The reason this keeps happening isn’t that the people enjoying these events are credulous or callous. The mechanism is structural, not moral. Traditions travel through time by being adopted by institutions that can sustain them — breweries, tourism boards, event sponsors. Those institutions are good at preserving what sells and indifferent to what doesn’t. The history of Irish-American political organizing doesn’t sell beer. The story of Black excellence in horse racing doesn’t sell hats. The Cacophony Society’s contempt for consumer culture doesn’t sell bar crawl wristbands. So those elements get left behind — not through active malice, but through the ordinary operation of markets that reward legible, purchasable, conflict-free surfaces. The result is selective retention: institutions keep the parts that generate participation and shed the parts that generate friction. Over time this looks like history, tradition, heritage. It isn’t. It’s a filtered record of what was commercially useful to forward.

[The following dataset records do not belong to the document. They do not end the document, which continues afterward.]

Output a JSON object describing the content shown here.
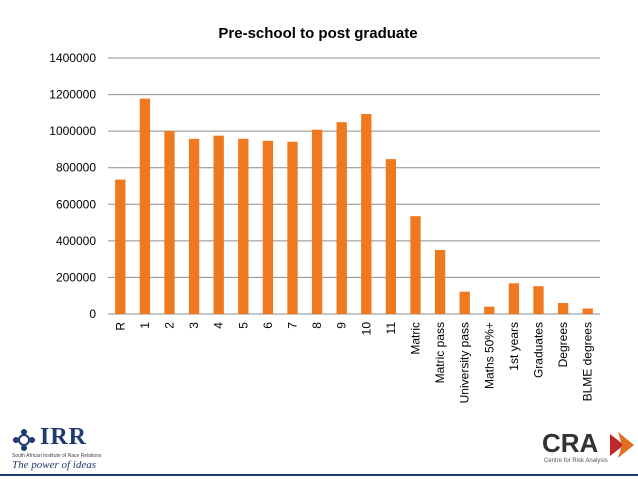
{
  "chart_data": {
    "type": "bar",
    "title": "Pre-school to post graduate",
    "categories": [
      "R",
      "1",
      "2",
      "3",
      "4",
      "5",
      "6",
      "7",
      "8",
      "9",
      "10",
      "11",
      "Matric",
      "Matric pass",
      "University pass",
      "Maths 50%+",
      "1st years",
      "Graduates",
      "Degrees",
      "BLME degrees"
    ],
    "values": [
      735000,
      1178000,
      1000000,
      958000,
      975000,
      958000,
      947000,
      942000,
      1008000,
      1049000,
      1094000,
      847000,
      535000,
      350000,
      122000,
      40000,
      168000,
      152000,
      60000,
      30000
    ],
    "yticks": [
      "0",
      "200000",
      "400000",
      "600000",
      "800000",
      "1000000",
      "1200000",
      "1400000"
    ],
    "ylim": [
      0,
      1400000
    ],
    "xlabel": "",
    "ylabel": "",
    "grid": true,
    "bar_color": "#f07920",
    "gridline_color": "#8c8c8c"
  },
  "footer": {
    "irr_logo_text": "IRR",
    "irr_subtitle": "South African Institute of Race Relations",
    "irr_tagline": "The power of ideas",
    "cra_logo_text": "CRA",
    "cra_subtitle": "Centre for Risk Analysis",
    "brand_navy": "#1f3a70",
    "cra_accent": "#c0282d"
  }
}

The costume is the mechanism that makes this visible. It grants permission for the wearer to participate without requiring any understanding of what’s being participated in. A Derby fascinator in a bar says “I’m doing the Derby thing” while severing every connection to what the Derby thing was built on and by whom. The permission is real. The invisibility it enables is also real. Those two facts are the same operation, not separate observations.

None of this means the events should be avoided or that enjoyment is bad faith. It means that “democratization” is the wrong word for what’s happening, and using the wrong word has costs. When a brewery frames a St. Patrick’s Day campaign as celebrating Irish heritage, it extracts value from a history it has no obligation to document. When a magazine runs Derby hat content and calls it a beloved American tradition, it circulates an aesthetic detached from the labor and exclusion that shaped what got called worth celebrating in the first place. The word “tradition” does the same work the costume does — it grants permission to participate while making the question of where this came from feel settled and irrelevant.

The party was already happening. The people who built it got displaced. What you’re buying is the room they left behind, cleaned up, with better lighting and a cover charge.